As global events that contributed to higher gas prices in recent years like the COVID-19 pandemic and Russia's 2022 invasion of Ukraine "get further away in the rear view," said Patrick DeHaan, head of petroleum analysis at GasBuddy, "the market is coming into a better sense of balance."
"So it certainly is good news for the incumbent party, potentially, that gas prices are falling, though I do expect there will continue to be a lot of noise from politicians on both sides of the aisle on this issue," he said.
The national average gasoline price was around $3.24 a gallon Thursday, down from $3.31 a week ago and $3.44 a month ago.
U.S. oil benchmark West Texas Intermediate was trading at around $69 per barrel Thursday afternoon after being as high as $83 per barrel in early July.
The decline in prices is typical for the early fall, said DeHaan.

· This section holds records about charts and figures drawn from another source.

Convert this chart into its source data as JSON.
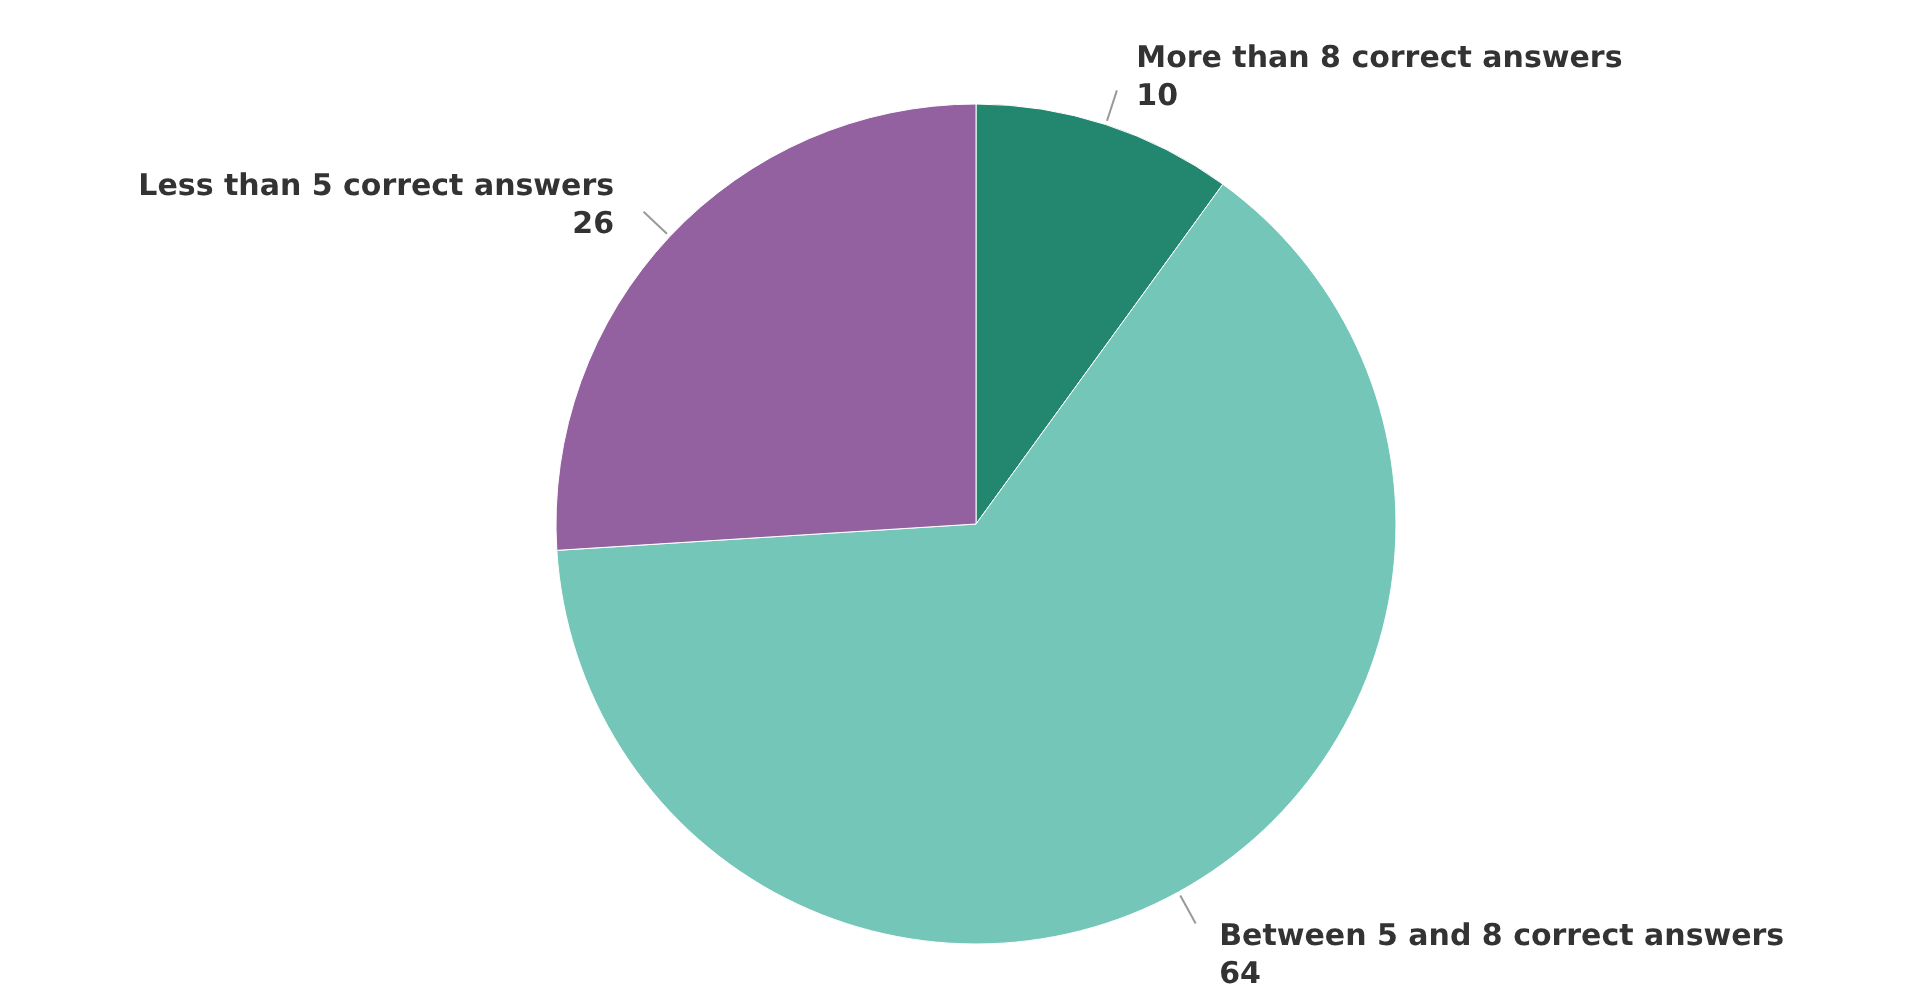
{
  "chart_data": {
    "type": "pie",
    "categories": [
      "More than 8 correct answers",
      "Between 5 and 8 correct answers",
      "Less than 5 correct answers"
    ],
    "values": [
      10,
      64,
      26
    ],
    "colors": [
      "#23876f",
      "#74c7b8",
      "#9461a0"
    ],
    "data_labels": true
  }
}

"Americans don't tend to get out as much in fall, certainly not in winter, and that leads to less gasoline demand," he said. "In addition, we're less than a week away from switching to a cheaper blend of gasoline that can be rolled out simply, we call that winter gasoline."
Meanwhile Tom Kloza, global head of energy analysis at the Oil Price Information Service, attributed the low oil prices to several factors including expectations that supply will increase in the coming months.

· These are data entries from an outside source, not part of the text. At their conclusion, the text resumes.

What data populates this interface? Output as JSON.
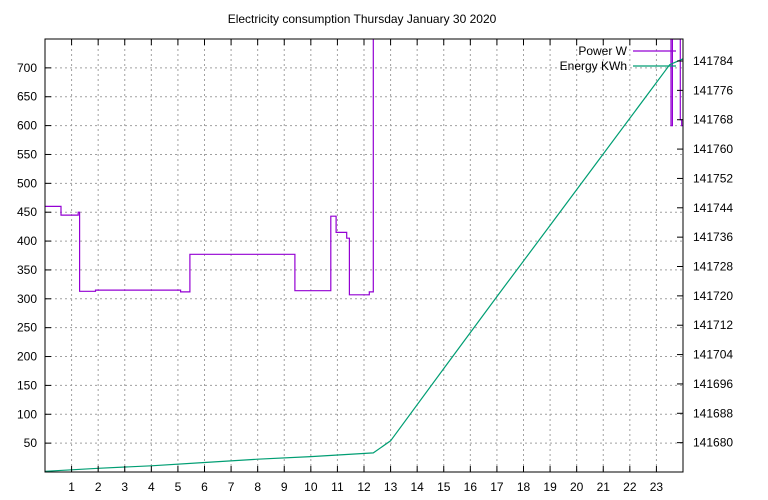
{
  "colors": {
    "power": "#9400d3",
    "energy": "#009e73",
    "grid": "#a0a0a0",
    "axis": "#000000"
  },
  "chart_data": {
    "type": "line",
    "title": "Electricity consumption Thursday January 30 2020",
    "grid": true,
    "legend_position": "top-right",
    "x": {
      "range": [
        0,
        24
      ],
      "ticks": [
        1,
        2,
        3,
        4,
        5,
        6,
        7,
        8,
        9,
        10,
        11,
        12,
        13,
        14,
        15,
        16,
        17,
        18,
        19,
        20,
        21,
        22,
        23
      ],
      "tick_labels": [
        "1",
        "2",
        "3",
        "4",
        "5",
        "6",
        "7",
        "8",
        "9",
        "10",
        "11",
        "12",
        "13",
        "14",
        "15",
        "16",
        "17",
        "18",
        "19",
        "20",
        "21",
        "22",
        "23"
      ]
    },
    "y_left": {
      "range": [
        0,
        750
      ],
      "ticks": [
        50,
        100,
        150,
        200,
        250,
        300,
        350,
        400,
        450,
        500,
        550,
        600,
        650,
        700
      ],
      "tick_labels": [
        "50",
        "100",
        "150",
        "200",
        "250",
        "300",
        "350",
        "400",
        "450",
        "500",
        "550",
        "600",
        "650",
        "700"
      ]
    },
    "y_right": {
      "range": [
        141672,
        141790
      ],
      "ticks": [
        141680,
        141688,
        141696,
        141704,
        141712,
        141720,
        141728,
        141736,
        141744,
        141752,
        141760,
        141768,
        141776,
        141784
      ],
      "tick_labels": [
        "141680",
        "141688",
        "141696",
        "141704",
        "141712",
        "141720",
        "141728",
        "141736",
        "141744",
        "141752",
        "141760",
        "141768",
        "141776",
        "141784"
      ]
    },
    "series": [
      {
        "name": "Power W",
        "axis": "left",
        "step": true,
        "x": [
          0,
          0.6,
          0.6,
          1.25,
          1.25,
          1.3,
          1.3,
          1.9,
          1.9,
          5.1,
          5.1,
          5.45,
          5.45,
          9.4,
          9.4,
          10.75,
          10.75,
          10.95,
          10.95,
          11.35,
          11.35,
          11.45,
          11.45,
          12.2,
          12.2,
          12.35,
          12.35
        ],
        "y": [
          460,
          460,
          445,
          445,
          450,
          450,
          313,
          313,
          315,
          315,
          312,
          312,
          377,
          377,
          314,
          314,
          443,
          443,
          415,
          415,
          405,
          405,
          307,
          307,
          312,
          312,
          750
        ]
      },
      {
        "name": "Power W",
        "axis": "left",
        "step": true,
        "x": [
          23.55,
          23.55,
          23.6,
          23.6,
          23.9,
          23.9,
          23.95,
          23.95,
          24
        ],
        "y": [
          750,
          600,
          600,
          750,
          750,
          610,
          610,
          600,
          600
        ]
      },
      {
        "name": "Energy KWh",
        "axis": "right",
        "step": false,
        "x": [
          0,
          2,
          4,
          6,
          8,
          10,
          12.35,
          13,
          15,
          17,
          19,
          21,
          23.5,
          24
        ],
        "y": [
          141672.2,
          141673.0,
          141673.7,
          141674.6,
          141675.5,
          141676.2,
          141677.2,
          141680.5,
          141700.2,
          141719.8,
          141739.2,
          141758.7,
          141783.0,
          141784.6
        ]
      }
    ]
  }
}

Kloza particularly cited plans from a group of oil-producing nations known as OPEC+ to begin ramping up oil production in December. The plans have been delayed after previously being slated for October, but when they take effect, they are expected to bring more oil supply to the market.
"Supply and demand are fairly balanced, but the notion that on Dec. 1 we're to get some more crude oil from OPEC+ countries and we're going to see the growth in non-OPEC, means that there's nobody chasing oil higher, there's no one parking money in oil futures, and I think that's why the numbers are so distressed these days," Kloza said.